Equations I found relevant:
The Biot Savart Law:
B=($$\mu$$/4$$\pi$$)(I)($$\int$$dl x r / r^2)

F=qv x B

Biot Savart solves for the magnetic field, they I can plug this into the force equation, and once I know the force, I can divide by the mass to get the particles acceleration.
I had some issues with the Biot Savart...
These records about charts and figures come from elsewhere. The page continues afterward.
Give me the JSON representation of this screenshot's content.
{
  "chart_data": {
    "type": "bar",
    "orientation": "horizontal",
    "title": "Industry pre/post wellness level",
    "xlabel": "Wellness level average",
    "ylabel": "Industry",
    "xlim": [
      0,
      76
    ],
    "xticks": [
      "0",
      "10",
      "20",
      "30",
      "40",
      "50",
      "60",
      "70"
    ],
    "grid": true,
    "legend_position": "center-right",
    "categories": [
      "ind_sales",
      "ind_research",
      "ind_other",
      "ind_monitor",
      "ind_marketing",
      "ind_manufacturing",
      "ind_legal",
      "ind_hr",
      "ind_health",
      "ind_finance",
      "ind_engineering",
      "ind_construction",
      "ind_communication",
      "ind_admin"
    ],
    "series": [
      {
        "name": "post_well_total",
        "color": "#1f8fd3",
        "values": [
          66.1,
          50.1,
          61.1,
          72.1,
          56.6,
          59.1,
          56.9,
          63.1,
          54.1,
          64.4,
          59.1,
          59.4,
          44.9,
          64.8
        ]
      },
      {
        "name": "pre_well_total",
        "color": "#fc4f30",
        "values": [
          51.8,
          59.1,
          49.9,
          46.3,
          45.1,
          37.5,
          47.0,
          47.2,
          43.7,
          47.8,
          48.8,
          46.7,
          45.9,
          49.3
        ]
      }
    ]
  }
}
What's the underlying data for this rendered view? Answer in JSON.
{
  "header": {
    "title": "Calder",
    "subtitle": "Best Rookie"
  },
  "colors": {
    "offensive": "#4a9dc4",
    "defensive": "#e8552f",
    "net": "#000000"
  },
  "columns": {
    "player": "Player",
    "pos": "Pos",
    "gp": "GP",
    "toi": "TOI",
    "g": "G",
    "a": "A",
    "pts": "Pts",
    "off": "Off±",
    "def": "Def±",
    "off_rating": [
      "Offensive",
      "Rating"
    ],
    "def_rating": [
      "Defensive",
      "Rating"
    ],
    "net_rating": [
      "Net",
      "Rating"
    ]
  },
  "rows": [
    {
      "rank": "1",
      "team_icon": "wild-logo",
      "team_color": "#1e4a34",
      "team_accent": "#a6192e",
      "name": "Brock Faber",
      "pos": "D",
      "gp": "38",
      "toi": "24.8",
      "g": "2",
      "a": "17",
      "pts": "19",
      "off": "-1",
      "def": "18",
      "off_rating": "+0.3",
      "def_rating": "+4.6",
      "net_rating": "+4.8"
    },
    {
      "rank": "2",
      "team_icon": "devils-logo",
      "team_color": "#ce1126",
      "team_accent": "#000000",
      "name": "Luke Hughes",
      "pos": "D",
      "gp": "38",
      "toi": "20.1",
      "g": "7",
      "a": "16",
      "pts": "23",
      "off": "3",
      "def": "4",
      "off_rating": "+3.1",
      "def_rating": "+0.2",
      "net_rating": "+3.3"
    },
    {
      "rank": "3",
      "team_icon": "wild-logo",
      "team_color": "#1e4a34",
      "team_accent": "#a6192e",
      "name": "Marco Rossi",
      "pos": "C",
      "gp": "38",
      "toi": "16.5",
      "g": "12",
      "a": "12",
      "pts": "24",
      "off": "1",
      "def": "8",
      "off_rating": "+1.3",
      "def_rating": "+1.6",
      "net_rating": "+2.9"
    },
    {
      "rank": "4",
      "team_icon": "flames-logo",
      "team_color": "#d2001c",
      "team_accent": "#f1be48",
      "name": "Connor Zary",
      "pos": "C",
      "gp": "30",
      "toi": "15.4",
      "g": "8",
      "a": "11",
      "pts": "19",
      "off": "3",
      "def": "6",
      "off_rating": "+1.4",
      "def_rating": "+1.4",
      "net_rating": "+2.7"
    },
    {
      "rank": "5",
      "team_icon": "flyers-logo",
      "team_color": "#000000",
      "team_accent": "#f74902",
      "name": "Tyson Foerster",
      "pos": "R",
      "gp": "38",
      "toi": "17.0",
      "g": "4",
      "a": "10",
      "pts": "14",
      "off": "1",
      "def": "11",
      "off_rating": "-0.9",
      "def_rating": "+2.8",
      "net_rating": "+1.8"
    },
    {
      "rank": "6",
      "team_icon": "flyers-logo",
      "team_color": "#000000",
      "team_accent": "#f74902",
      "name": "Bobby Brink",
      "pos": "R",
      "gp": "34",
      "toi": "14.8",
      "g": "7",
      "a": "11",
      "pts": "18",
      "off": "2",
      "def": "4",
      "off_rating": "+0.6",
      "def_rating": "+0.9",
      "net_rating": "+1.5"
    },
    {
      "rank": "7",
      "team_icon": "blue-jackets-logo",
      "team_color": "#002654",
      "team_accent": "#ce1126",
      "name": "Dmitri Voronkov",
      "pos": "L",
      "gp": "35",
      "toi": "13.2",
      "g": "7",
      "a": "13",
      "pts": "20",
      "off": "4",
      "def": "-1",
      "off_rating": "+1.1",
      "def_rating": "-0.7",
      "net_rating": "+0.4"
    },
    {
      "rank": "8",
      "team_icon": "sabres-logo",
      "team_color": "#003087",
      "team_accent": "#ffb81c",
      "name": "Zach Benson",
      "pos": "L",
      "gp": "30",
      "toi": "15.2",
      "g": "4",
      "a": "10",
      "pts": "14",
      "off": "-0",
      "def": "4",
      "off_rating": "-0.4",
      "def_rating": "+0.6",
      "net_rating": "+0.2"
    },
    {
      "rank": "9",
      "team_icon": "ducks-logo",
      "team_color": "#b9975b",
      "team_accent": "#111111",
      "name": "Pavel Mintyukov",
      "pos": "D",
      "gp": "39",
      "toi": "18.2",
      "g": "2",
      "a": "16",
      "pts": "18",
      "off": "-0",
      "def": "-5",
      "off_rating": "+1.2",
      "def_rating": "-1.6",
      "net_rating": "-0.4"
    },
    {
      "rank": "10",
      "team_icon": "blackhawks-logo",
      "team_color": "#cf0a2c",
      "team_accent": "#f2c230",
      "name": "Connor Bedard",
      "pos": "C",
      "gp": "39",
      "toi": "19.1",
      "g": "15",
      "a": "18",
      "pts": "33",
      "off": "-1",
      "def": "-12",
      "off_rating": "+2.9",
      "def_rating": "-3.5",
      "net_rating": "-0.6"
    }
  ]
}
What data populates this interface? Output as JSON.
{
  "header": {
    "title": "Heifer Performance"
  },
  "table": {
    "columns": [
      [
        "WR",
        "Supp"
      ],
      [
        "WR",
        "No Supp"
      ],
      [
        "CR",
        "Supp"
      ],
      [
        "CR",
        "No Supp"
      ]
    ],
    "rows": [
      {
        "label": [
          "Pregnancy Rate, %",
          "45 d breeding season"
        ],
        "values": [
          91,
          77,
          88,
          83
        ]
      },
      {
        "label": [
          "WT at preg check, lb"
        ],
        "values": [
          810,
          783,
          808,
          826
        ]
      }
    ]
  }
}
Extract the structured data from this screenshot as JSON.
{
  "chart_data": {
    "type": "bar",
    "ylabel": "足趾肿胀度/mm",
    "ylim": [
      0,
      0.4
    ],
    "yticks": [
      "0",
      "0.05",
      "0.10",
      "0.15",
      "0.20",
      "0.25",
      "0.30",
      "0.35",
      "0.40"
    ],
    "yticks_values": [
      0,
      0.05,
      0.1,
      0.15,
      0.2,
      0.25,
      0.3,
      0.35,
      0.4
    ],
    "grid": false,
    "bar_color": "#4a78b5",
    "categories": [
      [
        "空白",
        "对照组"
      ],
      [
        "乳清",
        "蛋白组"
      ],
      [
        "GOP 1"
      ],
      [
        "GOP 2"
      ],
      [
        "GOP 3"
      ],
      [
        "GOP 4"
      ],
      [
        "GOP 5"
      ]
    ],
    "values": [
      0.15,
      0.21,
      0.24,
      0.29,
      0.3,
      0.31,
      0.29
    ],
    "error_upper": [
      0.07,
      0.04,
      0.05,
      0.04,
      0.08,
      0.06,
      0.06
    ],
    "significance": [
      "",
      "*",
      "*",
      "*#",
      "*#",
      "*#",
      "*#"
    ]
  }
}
I used the following numbers
B=($$\mu$$/4$$\pi$$)(5A)(circumference of the circle/r^2)
dl= circumference of the circle which eqauls d$$\pi$$. or .5654
since r is the distance from the circle to the particle, it equal the circle's radius which is .9m.
Therefore B=3.4906e-5
I substitute this into the force equation giving me
F=qv x B
The v vector and B vector are perpendicular, so it is just scalar multiplication.
I get F=1.3980e-17
I can then divide this by the mass to get the acceleration.
Thus a= 1.5347e13
I used q= 1.602e-19 and m= 9.1093e-31

All of this led me to a wrong answer...

2. Oct 12, 2009

### Gear300

You got the method right, but the metric units are a bit off: the radius is .09m.

3. Oct 12, 2009

### cwatki14

that was a typo. my final answer used .09 as the radius, and I still got the problem wrong.

4. Oct 12, 2009

### Gear300

I still haven't checked the calculations yet...but for the moment, maybe what is needed is a negative (electrons have a negative charge, so the acceleration vector is in the opposite direction when compared to positively charged particles, such as protons).